Public Safety and Natural Disasters The possibility of public health emergencies arising in the United States concerns many people in the wake of recent hurricanes, tsunamis, acts of terrorism, and the threat of pandemic influenza. Though some people feel it is impossible to be prepared for unexpected events, the truth is that taking preparedness actions helps people deal with disasters of all sorts much more effectively when they do occur.
If disaster strikes your community, you might not have access to food, water, or electricity for some time.
By taking time now to prepare emergency water supplies, food supplies and disaster supplies kit, you can provide for your entire family. Even though it is unlikely that an emergency would cut off your food supplies for two weeks, consider maintaining a supply that will last that long. You may not need to go out and buy foods to prepare an emergency food supply. You can use the canned goods, dry mixes, and other staples on your cupboard shelves.
Having an ample supply of clean water is a top priority in an emergency. A normally active person needs to drink at least 2 quarts (a half gallon) of water each day. You will also need water for food preparation and hygiene. Store at least an additional half-gallon per person, per day for this. Store at least a 3-day supply and consider storing a two-week supply of water for each member of your family. If you are unable to store this much, store as much as you can.
You can reduce the amount of water your body needs by reducing activity and staying cool. And don’t forget to take your pets and service animals into account! If a natural or human-caused disaster strikes your community, you might not have access to food, water and electricity for a while. By taking steps now to store emergency food and water supplies, along with a disaster supplies kit, you can reduce the effect of any such disaster on your family. Detailed information on the steps outlined below can be found in the American Red Cross publication, “Food and Water in an Emergency.” Families can cope with disaster by preparing in advance and working together as a team. Create a family disaster plan including a communication plan, disaster supplies kit, and an evacuation plan. Knowing what to do is your best protection and your responsibility.
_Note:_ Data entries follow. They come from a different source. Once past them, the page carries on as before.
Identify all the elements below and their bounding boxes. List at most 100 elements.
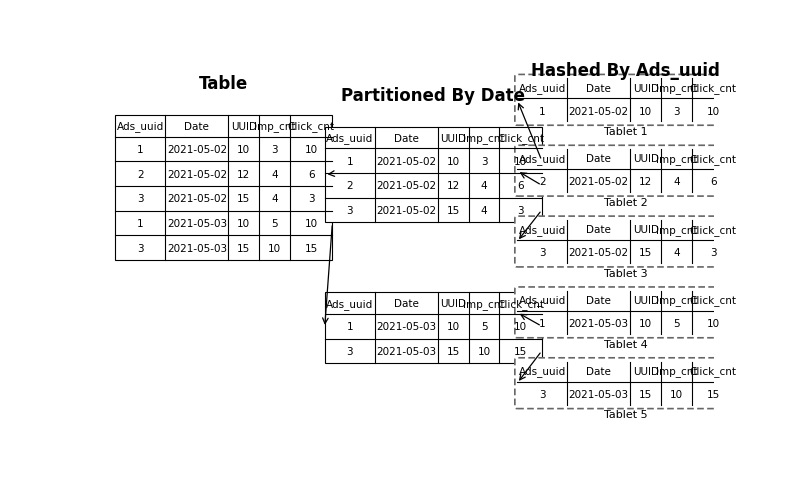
Text: 15: 15 xyxy=(639,248,653,258)
Text: Imp_cnt: Imp_cnt xyxy=(656,366,697,376)
Text: 1: 1 xyxy=(137,218,144,228)
Text: 10: 10 xyxy=(304,145,318,155)
Text: 15: 15 xyxy=(639,389,653,399)
Text: Tablet 5: Tablet 5 xyxy=(604,409,648,420)
Text: UUID: UUID xyxy=(633,84,659,93)
Text: 1: 1 xyxy=(347,322,353,332)
Text: 4: 4 xyxy=(481,181,487,191)
Text: 2021-05-03: 2021-05-03 xyxy=(167,243,227,253)
Text: 2021-05-02: 2021-05-02 xyxy=(568,177,629,187)
Text: 12: 12 xyxy=(237,169,250,180)
Text: Date: Date xyxy=(587,154,611,164)
Text: 1: 1 xyxy=(539,107,545,116)
Text: UUID: UUID xyxy=(633,225,659,235)
Text: 10: 10 xyxy=(639,107,653,116)
Text: Click_cnt: Click_cnt xyxy=(689,154,737,165)
Text: Imp_cnt: Imp_cnt xyxy=(254,121,296,132)
Text: 10: 10 xyxy=(670,389,683,399)
Text: 4: 4 xyxy=(673,248,680,258)
Text: 15: 15 xyxy=(447,205,460,216)
Text: Imp_cnt: Imp_cnt xyxy=(656,224,697,235)
Bar xyxy=(324,128,542,223)
Text: 2021-05-03: 2021-05-03 xyxy=(167,218,227,228)
Text: UUID: UUID xyxy=(231,122,257,132)
Text: UUID: UUID xyxy=(440,299,466,309)
Text: 10: 10 xyxy=(707,107,719,116)
Text: 10: 10 xyxy=(707,318,719,328)
Text: Tablet 1: Tablet 1 xyxy=(604,127,648,137)
Text: 2: 2 xyxy=(347,181,353,191)
Text: 3: 3 xyxy=(539,248,545,258)
Text: Partitioned By Date: Partitioned By Date xyxy=(341,86,525,105)
Text: 10: 10 xyxy=(478,346,491,356)
Text: 4: 4 xyxy=(271,194,278,204)
Text: 10: 10 xyxy=(237,218,250,228)
Text: UUID: UUID xyxy=(633,154,659,164)
Text: Click_cnt: Click_cnt xyxy=(689,83,737,94)
Text: 3: 3 xyxy=(673,107,680,116)
Text: 3: 3 xyxy=(347,205,353,216)
Text: Date: Date xyxy=(587,84,611,93)
Text: Date: Date xyxy=(587,295,611,305)
Text: Click_cnt: Click_cnt xyxy=(689,295,737,306)
Text: 2021-05-02: 2021-05-02 xyxy=(376,156,436,167)
Text: Imp_cnt: Imp_cnt xyxy=(463,298,505,309)
Text: Tablet 3: Tablet 3 xyxy=(604,268,648,278)
Text: 10: 10 xyxy=(447,156,460,167)
Text: Ads_uuid: Ads_uuid xyxy=(518,295,566,306)
Text: 1: 1 xyxy=(137,145,144,155)
Text: 2021-05-03: 2021-05-03 xyxy=(568,318,629,328)
Text: 4: 4 xyxy=(481,205,487,216)
Text: 15: 15 xyxy=(237,194,250,204)
Text: 15: 15 xyxy=(707,389,719,399)
Bar xyxy=(324,293,542,363)
Text: 3: 3 xyxy=(137,194,144,204)
Text: Imp_cnt: Imp_cnt xyxy=(656,83,697,94)
Text: 10: 10 xyxy=(447,322,460,332)
Text: 10: 10 xyxy=(268,243,281,253)
FancyBboxPatch shape xyxy=(515,146,737,197)
Text: 3: 3 xyxy=(539,389,545,399)
Text: Click_cnt: Click_cnt xyxy=(689,224,737,235)
Text: 4: 4 xyxy=(673,177,680,187)
Text: Imp_cnt: Imp_cnt xyxy=(656,154,697,165)
Text: Imp_cnt: Imp_cnt xyxy=(463,133,505,144)
Text: 2021-05-02: 2021-05-02 xyxy=(376,205,436,216)
Text: 15: 15 xyxy=(514,346,527,356)
Text: 5: 5 xyxy=(271,218,278,228)
Text: 3: 3 xyxy=(137,243,144,253)
Text: 10: 10 xyxy=(639,318,653,328)
Text: Click_cnt: Click_cnt xyxy=(288,121,335,132)
Text: 15: 15 xyxy=(304,243,318,253)
Text: 5: 5 xyxy=(673,318,680,328)
Text: Date: Date xyxy=(587,225,611,235)
Text: Date: Date xyxy=(184,122,209,132)
Text: 15: 15 xyxy=(447,346,460,356)
Text: 2021-05-03: 2021-05-03 xyxy=(376,322,436,332)
Text: 2021-05-03: 2021-05-03 xyxy=(376,346,436,356)
Text: Date: Date xyxy=(587,366,611,376)
Text: Ads_uuid: Ads_uuid xyxy=(117,121,164,132)
Text: Click_cnt: Click_cnt xyxy=(497,133,544,144)
Text: 15: 15 xyxy=(237,243,250,253)
Text: 2021-05-02: 2021-05-02 xyxy=(568,107,629,116)
FancyBboxPatch shape xyxy=(515,288,737,338)
Text: Date: Date xyxy=(394,133,419,143)
Text: 3: 3 xyxy=(481,156,487,167)
Text: 12: 12 xyxy=(447,181,460,191)
Text: Table: Table xyxy=(200,75,248,93)
Text: 3: 3 xyxy=(710,248,716,258)
FancyBboxPatch shape xyxy=(515,358,737,409)
Text: 6: 6 xyxy=(518,181,524,191)
Text: Hashed By Ads_uuid: Hashed By Ads_uuid xyxy=(531,62,720,80)
Text: 3: 3 xyxy=(308,194,315,204)
Text: 5: 5 xyxy=(481,322,487,332)
Text: 3: 3 xyxy=(347,346,353,356)
Text: Click_cnt: Click_cnt xyxy=(497,298,544,309)
Text: 10: 10 xyxy=(304,218,318,228)
Text: 12: 12 xyxy=(639,177,653,187)
Text: Date: Date xyxy=(394,299,419,309)
Text: 2: 2 xyxy=(137,169,144,180)
Text: 2021-05-02: 2021-05-02 xyxy=(167,145,227,155)
Text: 2: 2 xyxy=(539,177,545,187)
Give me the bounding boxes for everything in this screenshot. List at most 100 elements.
“Shelter-in-place” means to take immediate shelter where you are at home, work, school, or in between. It may also mean “seal the room;” in other words, take steps to prevent outside air from coming in. This is because local authorities may instruct you to “shelter-in place” if chemical or radiological contaminants are released into the environment. It is important to listen to TV or radio to understand whether the authorities wish you to merely remain indoors or to take additional steps to protect yourself and your family. At home Choose a room in advance for your shelter. The best room is one with as few windows and doors as possible. A large room, preferably with a water supply, is desirable—something like a master bedroom that is connected to a bathroom.
Contact your workplaces, your children’s schools, nursing homes where you may have family and your local town or city officials to find out what their plans are for “shelter-in-place.” Find out when warning systems will be tested. When tested in your area, determine whether you can hear or see sirens and/or warning lights from your home. Develop your own family emergency plan so that every family member knows what to do. Practice it regularly. Assemble a disaster supplies kit that includes emergency water and food supplies.
Admittedly, taking shelter in a vehicle may be an uncomfortable experience, particularly in very hot or very cold weather. Still, such discomfort is safer than possibly exposing yourself to chemical or radiological contaminants in the outside air. Having a portable disaster supplies kit in your vehicle could make the experience less unpleasant.
The appropriate steps depend on the emergency situation. If you hear a warning signal, listen to local radio or television stations for further information. You will be told what to do, including where to find the nearest shelter if you are away from your “shelter-in-place” location.